How the Scanner Works
The system has two main components: a tower with an infrared depth sensor and a rotating platform you stand on. The tower stands about 46 inches tall and weighs around 13 pounds. It uses a depth camera with a resolution accurate to roughly 2 millimeters, meaning it can detect surface-level changes in your body shape that a tape measure would miss.
You step onto the platform, which is about 24 inches square and can support up to 550 pounds. The platform slowly rotates you 360 degrees while the infrared sensor captures depth data from every angle. One full revolution takes 30 to 40 seconds. During that time, the sensor maps millions of data points on your body’s surface and stitches them together into a complete 3D model.
The infrared light is the same type used in a TV remote. There’s no UV exposure, no X-rays, and no physical contact. The scan is completely passive from your perspective: you stand still, the platform turns, and the software does the rest.
What a Scan Measures
Once the 3D model is built, Styku’s software extracts a wide range of metrics from it. The core measurements include circumferences of your waist, hips, chest, arms, and thighs. These are the same measurements a trainer would take with a tape measure, but captured digitally so they’re consistent every time and not subject to human error in tape placement.
Beyond circumferences, the software estimates your body fat percentage and calculates your muscle-to-fat ratio. It provides a body composition breakdown showing how your lean mass and fat mass are distributed, and it ranks your body fat level based on standard classification systems for your age and sex. Some versions of the software also estimate your basal metabolic rate (the calories your body burns at rest) and project how your body shape could change with different fat loss or muscle gain scenarios.
Accuracy Compared to Other Methods
Peer-reviewed research has found Styku’s body fat estimates fall within about 2% of results from a DEXA scan, which is widely considered the gold standard for body composition testing. That’s a meaningful level of accuracy for a system that takes under a minute, involves no radiation, and costs significantly less per scan than DEXA.
For circumference measurements, the 2-millimeter depth resolution means the scanner can reliably detect small changes over time. If you lose half an inch off your waist over six weeks, the scanner will pick that up. This makes it particularly useful for tracking progress rather than relying on a single snapshot.
What the Experience Is Like
Most facilities ask you to wear form-fitting clothing, like compression shorts or a sports bra, so the scanner captures your actual body shape rather than the outline of loose fabric. You step onto the platform, hold a neutral standing position with your arms slightly away from your sides, and stay still for the 30 to 40 seconds it takes to complete one rotation.
Results are typically available immediately.

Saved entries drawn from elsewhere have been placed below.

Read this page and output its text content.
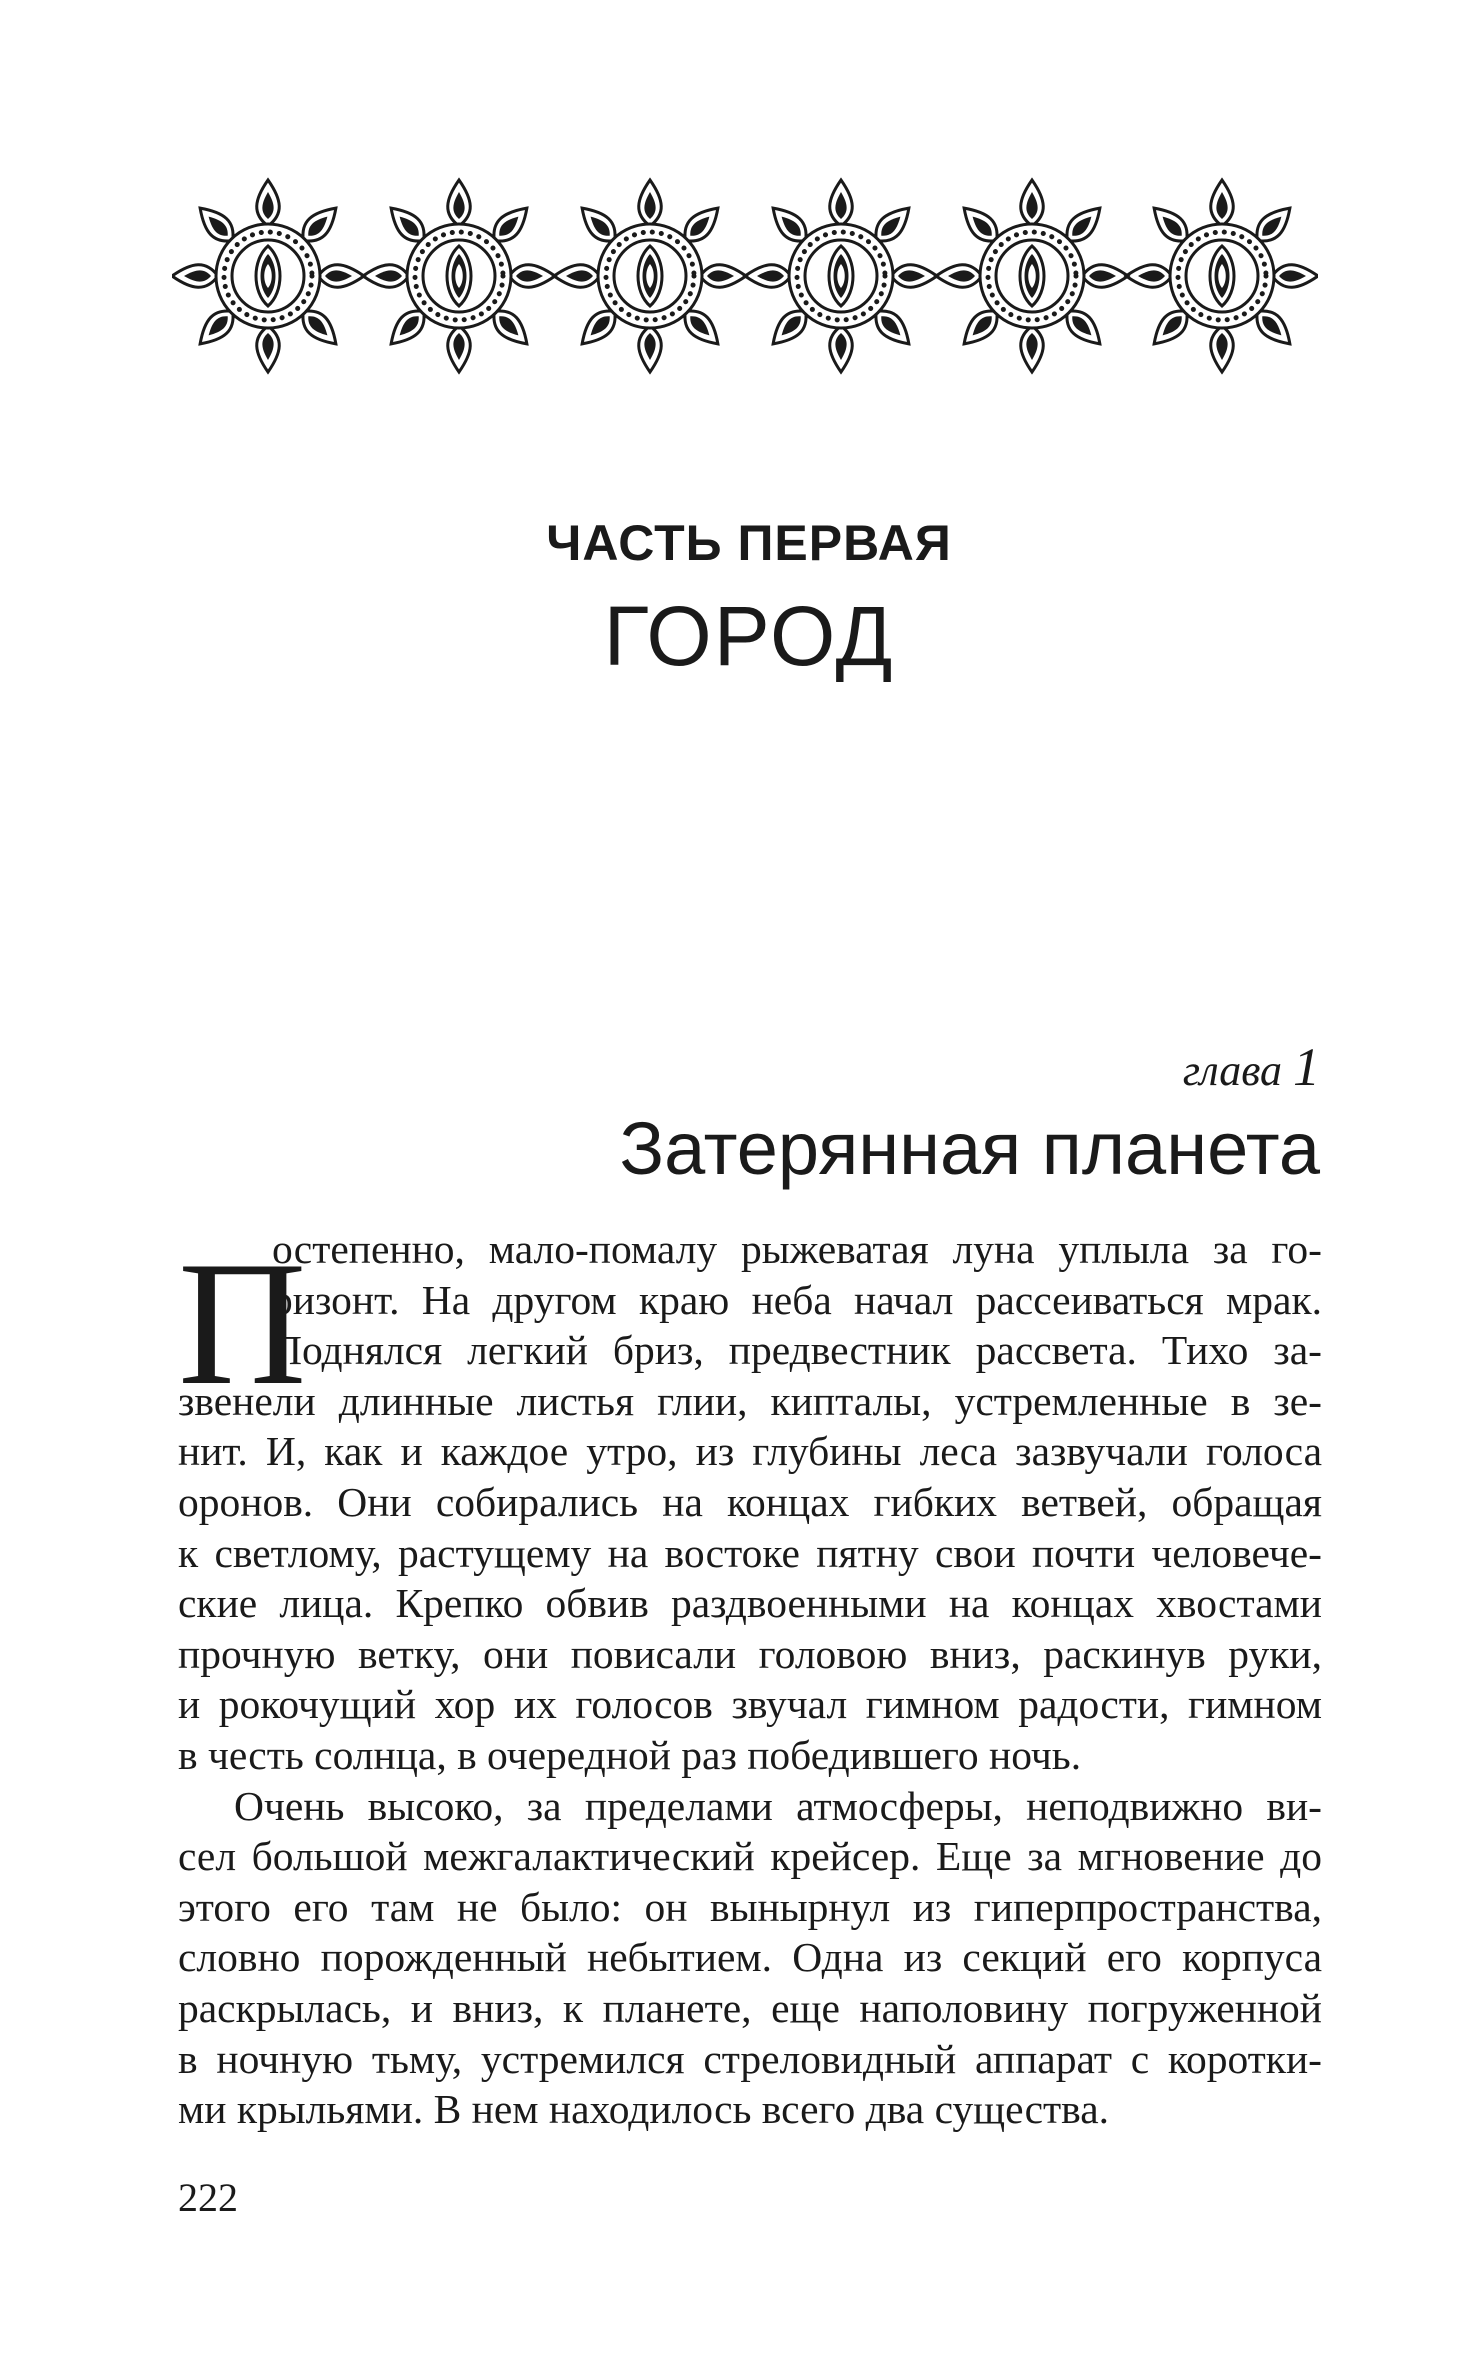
ЧАСТЬ ПЕРВАЯ
ГОРОД
глава 1
Затерянная планета
П

остепенно, мало-помалу рыжеватая луна уплыла за го-
ризонт. На другом краю неба начал рассеиваться мрак.
Поднялся легкий бриз, предвестник рассвета. Тихо за-
звенели длинные листья глии, кипталы, устремленные в зе-
нит. И, как и каждое утро, из глубины леса зазвучали голоса
оронов. Они собирались на концах гибких ветвей, обращая
к светлому, растущему на востоке пятну свои почти человече-
ские лица. Крепко обвив раздвоенными на концах хвостами
прочную ветку, они повисали головою вниз, раскинув руки,
и рокочущий хор их голосов звучал гимном радости, гимном
в честь солнца, в очередной раз победившего ночь.

Очень высоко, за пределами атмосферы, неподвижно ви-
сел большой межгалактический крейсер. Еще за мгновение до
этого его там не было: он вынырнул из гиперпространства,
словно порожденный небытием. Одна из секций его корпуса
раскрылась, и вниз, к планете, еще наполовину погруженной
в ночную тьму, устремился стреловидный аппарат с коротки-
ми крыльями. В нем находилось всего два существа.

222
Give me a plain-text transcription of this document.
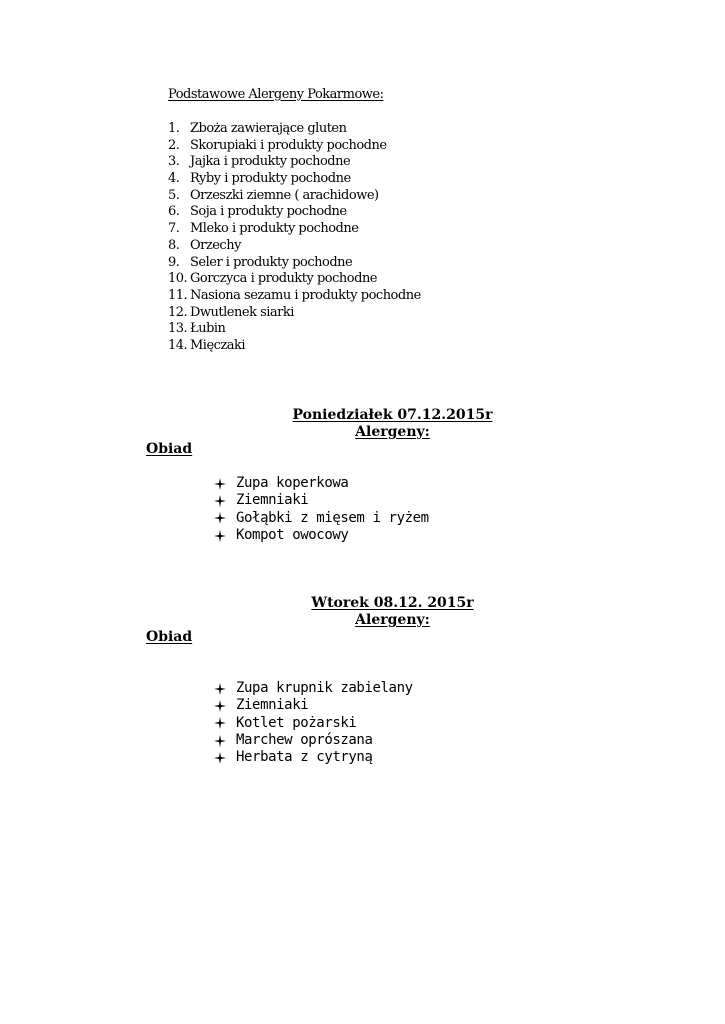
Podstawowe Alergeny Pokarmowe:
1. Zboża zawierające gluten
2. Skorupiaki i produkty pochodne
3. Jajka i produkty pochodne
4. Ryby i produkty pochodne
5. Orzeszki ziemne ( arachidowe)
6. Soja i produkty pochodne
7. Mleko i produkty pochodne
8. Orzechy
9. Seler i produkty pochodne
10. Gorczyca i produkty pochodne
11. Nasiona sezamu i produkty pochodne
12. Dwutlenek siarki
13. Łubin
14. Mięczaki
Poniedziałek 07.12.2015r
Alergeny:
Obiad
Zupa koperkowa
Ziemniaki
Gołąbki z mięsem i ryżem
Kompot owocowy
Wtorek 08.12. 2015r
Alergeny:
Obiad
Zupa krupnik zabielany
Ziemniaki
Kotlet pożarski
Marchew oprószana
Herbata z cytryną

You’ll see a 3D avatar of your body on screen along with all the extracted measurements. Most systems let you compare scans side by side over time, so you can visually see where your body has changed and match that to the numbers. Many facilities email you a detailed report or give you access through an app.
Who Uses Styku and Why
Personal trainers and gym owners use Styku to give clients an objective baseline before starting a program and to track progress beyond what the scale shows. Weight alone doesn’t tell you whether you’re losing fat or muscle, but body composition data does. Seeing a 3D model change shape over time can also be more motivating than watching a number on a scale.
Sports medicine clinics and sports nutrition programs use the scanner for athletes who need precise body composition monitoring. Some weight loss clinics and bariatric practices have adopted it as a lower-cost, radiation-free alternative to DEXA for regular check-ins. Because the scan is fast and noninvasive, it’s practical to repeat every few weeks without any cumulative exposure concerns.
The platform’s 550-pound weight capacity and the system’s zero-radiation design make it accessible to a broad range of body sizes and health situations where repeated scanning is part of the plan.